Naar aanleiding van het voorbeeld van de familiale mediterrane koorts beveelt de Raad aan bij het genoomonderzoek voldoende aandacht te schenken aan de verschillende etnische groepen in de Nederlandse bevolking. Daarbij dient men rekening te houden met culturele aspecten die relevant zijn voor de genetica, zoals consanguiniteit (huwelijk tussen neef en nicht) in bepaalde bevolkingsgroepen. Een voortvloeisel van het grootschalig genoomonderzoek is de mogelijkheid tot screening op genetische predispositie voor bepaalde aandoeningen. De RGO concludeert dat er behoefte bestaat aan onderzoek naar de mogelijkheden tot uitvoering van genetische screening. Onderzoek is nodig naar de maatschappelijke acceptatie van de selectie van beperkte doelgroepen voor genetische screening. Ook vragen rond meer of minder directieve benaderingen van screening verdienen nader onderzoek. Dit past goed in het Programma van NWO Maatschappelijke Component Genomics. Bij de programmering van onderzoek naar bovengenoemde vraagstellingen dient in elk geval de VSOP (Vereniging Samenwerkende Ouder-en Patiëntenorganisaties betrokken bij erfelijke en/of aangeboren aandoeningen) betrokken te worden.

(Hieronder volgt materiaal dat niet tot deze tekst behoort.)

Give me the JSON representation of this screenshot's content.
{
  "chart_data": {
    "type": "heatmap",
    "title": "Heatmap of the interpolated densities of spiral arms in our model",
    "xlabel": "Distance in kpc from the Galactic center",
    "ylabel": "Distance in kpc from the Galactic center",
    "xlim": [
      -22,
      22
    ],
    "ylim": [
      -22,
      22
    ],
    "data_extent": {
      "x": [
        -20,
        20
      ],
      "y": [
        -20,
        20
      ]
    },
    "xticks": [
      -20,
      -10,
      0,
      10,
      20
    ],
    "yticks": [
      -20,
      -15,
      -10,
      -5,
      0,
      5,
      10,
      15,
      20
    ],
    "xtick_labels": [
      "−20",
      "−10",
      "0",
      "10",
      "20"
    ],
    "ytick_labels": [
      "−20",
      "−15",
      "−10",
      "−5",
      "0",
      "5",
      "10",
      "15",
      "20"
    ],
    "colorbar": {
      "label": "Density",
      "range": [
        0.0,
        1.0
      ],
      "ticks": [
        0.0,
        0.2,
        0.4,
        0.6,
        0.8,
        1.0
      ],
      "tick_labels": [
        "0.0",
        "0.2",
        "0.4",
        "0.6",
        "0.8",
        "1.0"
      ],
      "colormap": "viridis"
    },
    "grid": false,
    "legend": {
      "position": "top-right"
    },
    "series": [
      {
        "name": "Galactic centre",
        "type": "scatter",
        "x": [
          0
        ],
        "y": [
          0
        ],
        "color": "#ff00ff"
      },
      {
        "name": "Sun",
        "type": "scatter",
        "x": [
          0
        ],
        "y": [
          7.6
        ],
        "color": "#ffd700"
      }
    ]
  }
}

De Raad onderkent dat kennis over iemands genetische constitutie ongewenste bijeffecten kan hebben, voortvloeiend uit het besef dat bijvoorbeeld het risico op een ernstige aandoening verhoogd is. Het is nodig onderzoek te doen naar de psychologische gevolgen van kennis over verhoogde risico.s. Kennis hierover kan tevens een ongunstige invloed hebben op verzekerbaarheid of toegang tot werk. De Raad vindt dat regelgeving (zo nodig in Europees verband) die ongunstige invloed moet tegengaan. In het kader van het Programma Evaluatie Regelgeving Gezondheidszorg van ZonMw wordt bezien in hoeverre de huidige regelgeving voldoet. Het ZonMw-deelprogramma .Toepassing genetica in de gezondheidszorg; juridische aspecten. verdient voortzetting. Gezien de snelle ontwikkelingen op het gebied van genomics dient de evaluatie van de wetgeving op gezette tijden herhaald te worden. Nederland beschikt over unieke mogelijkheden voor onderzoek naar de relatie tussen genotype en fenotype die elders (nog) niet beschikbaar zijn, dankzij gegevensverzamelingen als het landelijke pathologisch-anatomische archief (PALGA) en diverse biobanken. De Raad vindt dan ook dat gezocht moet worden naar mogelijkheden om het in Nederland verzamelde materiaal te gebruiken voor onderzoek dat uiteindelijk de gezondheidszorg ten goede zal komen. De Raad constateert dat er een spanningsveld is tussen de wetgeving (waaronder WGBO en WBP) en het gebruik voor onderzoek van persoonsgegevens zowel als lichaamsmateriaal. Voorop staat dat een hoge mate van privacybescherming nodig is. Een goede afweging is nodig tussen het zelfbeschikkingsrecht en het maatschappelijk belang van wetenschappelijk onderzoek. Het gesignaleerde knelpunt verdient aandacht in de nationale strategie die door het Regie-orgaan Genomics wordt opgesteld. Aan een oplossing kan bijgedragen worden door voortzetting van het bovengenoemde Programma Evaluatie Regelgeving Gezondheidszorg van ZonMw. Een dergelijk (deel)programma dient een antwoord te geven op de vraag hoe men binnen de Europese regelgeving een optimaal en maatschappelijk verantwoord gebruik van patiëntengegevens en lichaamsmateriaal mogelijk kan maken.